11-04-2014 22:37 #18
11-04-2014 22:38 #19Senior Member
- Join Date
- Jan 2009
Do you have anyone with you right now?
As I mentioned in my other post, please try calling one of the helplines, there will be ppl there trained to help you.
For what it's worth, with my anxiety I don't have panic attacks but develop OCD behaviours. So not sure of this advice applies to your situation but my physc said for me not to do guided mediation, instead do mindfulness. Slow everything I am doing down.
For example, if I was to be mindful now I would start talking to myself like this ...
- all I am doing right now is
- typing on my phone
-I notice that As I press the letters on the keyboard they enlarge
- I have the volume on my phone on silent they make no noise when I press them
If I was doing the dishes
- all I am doing right is
- the dishes
- the water is warm
- there are lots of bubbles
- the dishwashing liquid smells of lavender
- now I am picking up a plate
- the dirt melts off the plate when it enters the water
- I pull the plate out of the water
- steam rises off the plate and the suds drip away
It takes a bit of effort to focus on just exactly what you are doing and you may find some resistance from your mind. Just refocus and try again.

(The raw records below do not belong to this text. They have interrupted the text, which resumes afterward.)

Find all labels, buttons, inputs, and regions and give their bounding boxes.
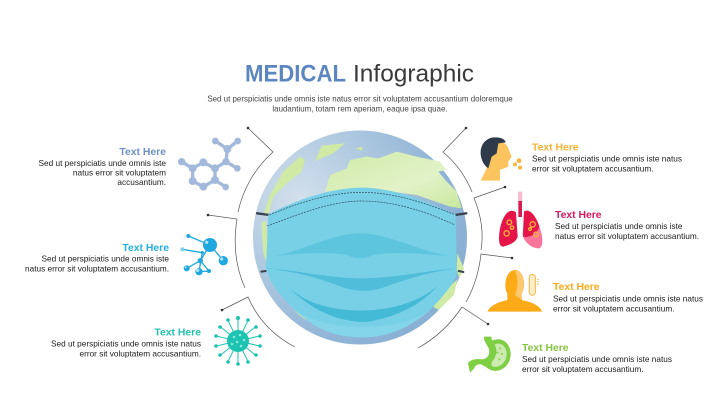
- subtitle text block: laudantium, totam rem aperiam, eaque ipsa quae.: [272, 104, 448, 114]
- text block: [51, 328, 201, 359]
- text block: natus error sit voluptatem accusantium.: [555, 232, 699, 241]
- text block: Text Here: [555, 210, 602, 221]
- text block: Text Here: [154, 328, 201, 339]
- right item 1: [481, 137, 682, 181]
- icon: stomach: [468, 337, 511, 373]
- text block: Text Here: [532, 143, 579, 154]
- right item 2: [499, 192, 699, 248]
- globe with face mask: [257, 143, 466, 337]
- icon: person with fever: [488, 270, 542, 312]
- subtitle text block: [207, 94, 513, 114]
- text block: Sed ut perspiciatis unde omnis iste natus: [532, 155, 682, 164]
- text block: Sed ut perspiciatis unde omnis iste: [555, 222, 683, 231]
- text block: error sit voluptatem accusantium.: [79, 350, 201, 359]
- left item 3: [51, 316, 262, 366]
- icon: coughing head: [481, 137, 522, 181]
- mask: [266, 188, 457, 337]
- right item 3: [488, 270, 703, 314]
- text block: Sed ut perspiciatis unde omnis iste natus: [51, 340, 201, 349]
- text block: [553, 282, 703, 314]
- text block: Sed ut perspiciatis unde omnis iste natus: [553, 295, 703, 304]
- text block: [532, 143, 682, 174]
- land masses: [261, 143, 464, 320]
- title: Infographic: [353, 60, 474, 88]
- text block: [39, 147, 166, 187]
- icon: cell network: [180, 234, 228, 275]
- title: [245, 60, 474, 88]
- text block: [522, 343, 672, 374]
- text block: Sed ut perspiciatis unde omnis iste natus: [522, 355, 672, 364]
- text block: natus error sit voluptatem accusantium.: [25, 265, 169, 274]
- title: MEDICAL: [245, 60, 346, 88]
- text block: Sed ut perspiciatis unde omnis iste: [39, 159, 166, 168]
- text block: Text Here: [122, 243, 169, 254]
- text block: accusantium.: [117, 178, 166, 187]
- left item 2: [25, 234, 228, 275]
- globe sea: [253, 130, 467, 344]
- icon: molecule: [178, 138, 241, 191]
- text block: Sed ut perspiciatis unde omnis iste: [42, 255, 169, 264]
- subtitle text block: Sed ut perspiciatis unde omnis iste natus error sit voluptatem accusantium doloremque: [207, 94, 513, 104]
- text block: error sit voluptatem accusantium.: [522, 365, 644, 374]
- text block: Text Here: [119, 147, 166, 158]
- text block: Text Here: [553, 282, 600, 293]
- icon: virus: [214, 316, 262, 366]
- mask straps: [257, 213, 466, 272]
- left item 1: [39, 138, 241, 191]
- text block: Text Here: [522, 343, 569, 354]
- text block: error sit voluptatem accusantium.: [553, 305, 675, 314]
- icon: lungs: [499, 192, 542, 248]
- text block: error sit voluptatem accusantium.: [532, 165, 654, 174]
- text block: natus error sit voluptatem: [73, 169, 166, 178]
- right item 4: [468, 337, 672, 374]
- ring segments and leader lines: [207, 127, 513, 348]
- text block: [555, 210, 699, 241]
- text block: [25, 243, 169, 274]
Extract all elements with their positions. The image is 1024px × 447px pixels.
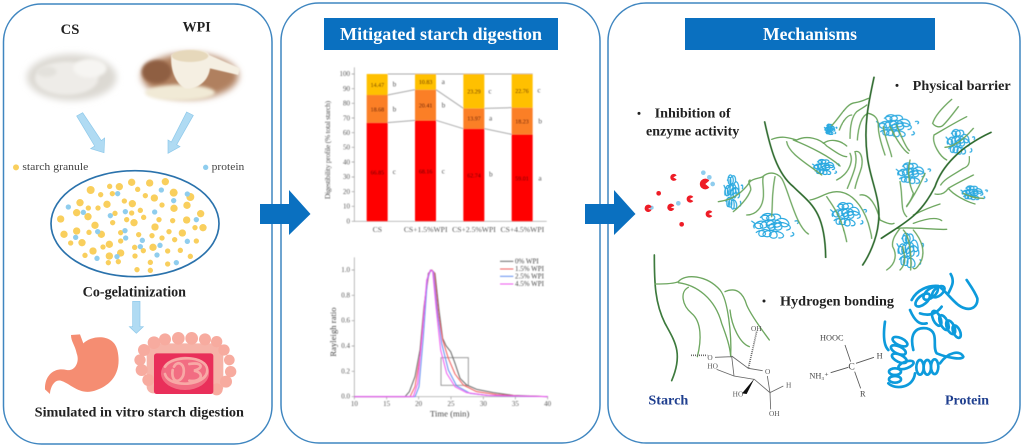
stacked bar chart: digestibility profile: c <box>393 167 397 176</box>
illustration: starch network with embedded protein <box>718 77 991 270</box>
line chart: Rayleigh ratio: 1.5% WPI <box>515 265 545 273</box>
image: corn starch powder <box>27 54 117 101</box>
stacked bar chart: digestibility profile: c <box>442 167 446 176</box>
stacked bar chart: digestibility profile: CS+2.5%WPI <box>452 225 496 234</box>
diagram: glucose ring: O <box>765 367 770 376</box>
stacked bar chart: digestibility profile: b <box>393 104 397 113</box>
text: Physical barrier: Physical barrier <box>913 79 1011 94</box>
stacked bar chart: digestibility profile: CS+4.5%WPI <box>500 225 545 234</box>
line chart: Rayleigh ratio: 40 <box>544 400 552 408</box>
diagram: glucose ring: H <box>786 380 792 389</box>
line chart: Rayleigh ratio: 4.5% WPI <box>515 280 545 288</box>
stacked bar chart: digestibility profile: a <box>489 114 493 123</box>
stacked bar chart: digestibility profile: c <box>537 86 541 95</box>
stacked bar chart: digestibility profile: b <box>538 116 542 125</box>
stacked bar chart: digestibility profile: 20 <box>343 188 351 196</box>
stacked bar chart: digestibility profile: CS+1.5%WPI <box>404 225 448 234</box>
illustration: enzymes and inhibitors <box>645 170 715 227</box>
stacked bar chart: digestibility profile: 0 <box>346 217 350 225</box>
diagram: amino acid <box>809 334 883 399</box>
diagram: amino acid: R <box>860 390 866 399</box>
label: Co-gelatinization: Co-gelatinization <box>83 285 186 301</box>
stacked bar chart: digestibility profile: 100 <box>340 70 350 78</box>
title bar: Mitigated starch digestion: Mitigated starch digestion <box>340 24 542 44</box>
label: Starch: Starch <box>648 392 689 407</box>
arrow: CS to mixture <box>77 113 105 153</box>
stacked bar chart: digestibility profile: 40 <box>343 158 351 166</box>
diagram: starch and protein mixture <box>51 171 219 277</box>
text: Inhibition of enzyme activity <box>637 106 739 139</box>
stacked bar chart: digestibility profile: 50 <box>343 144 351 152</box>
line chart: Rayleigh ratio: 15 <box>383 400 391 408</box>
line chart: Rayleigh ratio: 2.5% WPI <box>515 272 545 280</box>
diagram: glucose ring: HO <box>733 390 743 399</box>
diagram: amino acid: H <box>877 352 883 361</box>
label: Protein: Protein <box>945 392 990 407</box>
illustration: starch chain <box>654 255 769 381</box>
stacked bar chart: digestibility profile <box>323 67 547 234</box>
diagram: glucose ring <box>691 324 792 418</box>
line chart: Rayleigh ratio <box>328 257 552 419</box>
title bar: Mechanisms: Mechanisms <box>763 24 857 44</box>
stacked bar chart: digestibility profile: 10 <box>343 203 351 211</box>
stacked bar chart: digestibility profile: 13.97 <box>467 117 481 123</box>
heading: CS: CS <box>61 22 79 38</box>
legend: starch granule: starch granule <box>22 161 88 173</box>
icon: stomach <box>45 334 119 394</box>
caption: Simulated in vitro starch digestion: Simulated in vitro starch digestion <box>35 406 244 421</box>
diagram: glucose ring: HO <box>707 362 718 371</box>
stacked bar chart: digestibility profile: 18.68 <box>371 107 384 113</box>
diagram: glucose ring: OH <box>751 324 762 333</box>
line chart: Rayleigh ratio: 35 <box>512 400 519 408</box>
stacked bar chart: digestibility profile: 60 <box>343 129 351 137</box>
stacked bar chart: digestibility profile: 68.16 <box>419 169 432 175</box>
stacked bar chart: digestibility profile: 18.23 <box>515 119 529 125</box>
line chart: Rayleigh ratio: 1.0 <box>341 266 351 274</box>
stacked bar chart: digestibility profile: 70 <box>343 114 351 122</box>
stacked bar chart: digestibility profile: 23.29 <box>467 90 481 96</box>
stacked bar chart: digestibility profile: b <box>489 170 493 179</box>
text: Hydrogen bonding: Hydrogen bonding <box>780 295 894 310</box>
line chart: Rayleigh ratio: 0% WPI <box>515 257 539 265</box>
line chart: Rayleigh ratio: 0.4 <box>341 342 351 350</box>
line chart: Rayleigh ratio: 0.6 <box>341 317 351 325</box>
line chart: Rayleigh ratio: Time (min) <box>430 409 469 419</box>
stacked bar chart: digestibility profile: 90 <box>343 85 351 93</box>
panel: mitigated starch digestion <box>281 3 600 443</box>
diagram: amino acid: HOOC <box>820 334 844 343</box>
line chart: Rayleigh ratio: 10 <box>351 400 358 408</box>
line chart: Rayleigh ratio: 0.0 <box>341 393 351 401</box>
arrow: panel 2 to panel 3 <box>585 190 636 235</box>
stacked bar chart: digestibility profile: b <box>393 80 397 89</box>
line chart: Rayleigh ratio: 0.8 <box>341 291 351 299</box>
title bar: Mitigated starch digestion <box>324 18 558 50</box>
line chart: Rayleigh ratio: 25 <box>448 400 455 408</box>
line chart: Rayleigh ratio: Rayleigh ratio <box>328 307 338 357</box>
stacked bar chart: digestibility profile: 10.83 <box>419 80 432 86</box>
diagram: glucose ring: OH <box>769 409 780 418</box>
line chart: Rayleigh ratio: 30 <box>480 400 487 408</box>
stacked bar chart: digestibility profile: c <box>488 86 492 95</box>
stacked bar chart: digestibility profile: 80 <box>343 100 351 108</box>
title bar: Mechanisms <box>685 18 935 50</box>
arrow: panel 1 to panel 2 <box>260 190 310 235</box>
line chart: Rayleigh ratio: 20 <box>415 400 423 408</box>
stacked bar chart: digestibility profile: 66.85 <box>371 170 384 176</box>
diagram: amino acid: C <box>848 361 855 372</box>
stacked bar chart: digestibility profile: a <box>538 174 542 183</box>
diagram: amino acid: NH₃⁺ <box>809 372 829 381</box>
stacked bar chart: digestibility profile: 14.47 <box>371 83 384 89</box>
stacked bar chart: digestibility profile: b <box>442 100 446 109</box>
image: whey protein scoop <box>142 49 240 101</box>
panel: preparation <box>4 4 272 444</box>
text: Inhibition of enzyme activity: Inhibition of <box>655 106 731 121</box>
stacked bar chart: digestibility profile: 22.76 <box>515 89 529 95</box>
stacked bar chart: digestibility profile: 62.74 <box>467 174 481 180</box>
stacked bar chart: digestibility profile: a <box>442 77 446 86</box>
icon: intestine <box>134 332 236 395</box>
stacked bar chart: digestibility profile: 20.41 <box>419 103 432 109</box>
stacked bar chart: digestibility profile: 30 <box>343 173 351 181</box>
diagram: glucose ring: O <box>707 353 713 362</box>
legend: protein: protein <box>212 161 245 173</box>
text: Inhibition of enzyme activity: enzyme activity <box>646 124 739 139</box>
line chart: Rayleigh ratio: 0.2 <box>341 367 351 375</box>
panel: mechanisms <box>608 3 1020 443</box>
illustration: protein ribbon <box>884 274 977 387</box>
stacked bar chart: digestibility profile: 59.01 <box>515 177 529 183</box>
arrow: WPI to mixture <box>168 112 193 153</box>
stacked bar chart: digestibility profile: Digestibility profile (% total starch) <box>323 100 332 199</box>
arrow: to digestion <box>129 301 143 333</box>
heading: WPI: WPI <box>183 20 211 36</box>
stacked bar chart: digestibility profile: CS <box>373 225 382 234</box>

The way it was explained to me is that your brain develops pathways when you think the same way all the time. over time it starts to takes shortcuts when you start on the path (or trigger) and ends up in the anxious state. The trick for me is to slow down my mind so it doesn't head down that shortcut to the highly anxious state (for me OCD).
Another thing is when you are in a highly anxious state your body is flooded with stress hormones. Exercise helps burn off these stress hormones and also releases more of the feel good hormones. Getting outside for a walk in the sunshine and fresh air can be so refreshing.
Please call one of the help lines tonight and please Be kind to yourself having anxiety doesn't make you a bad person.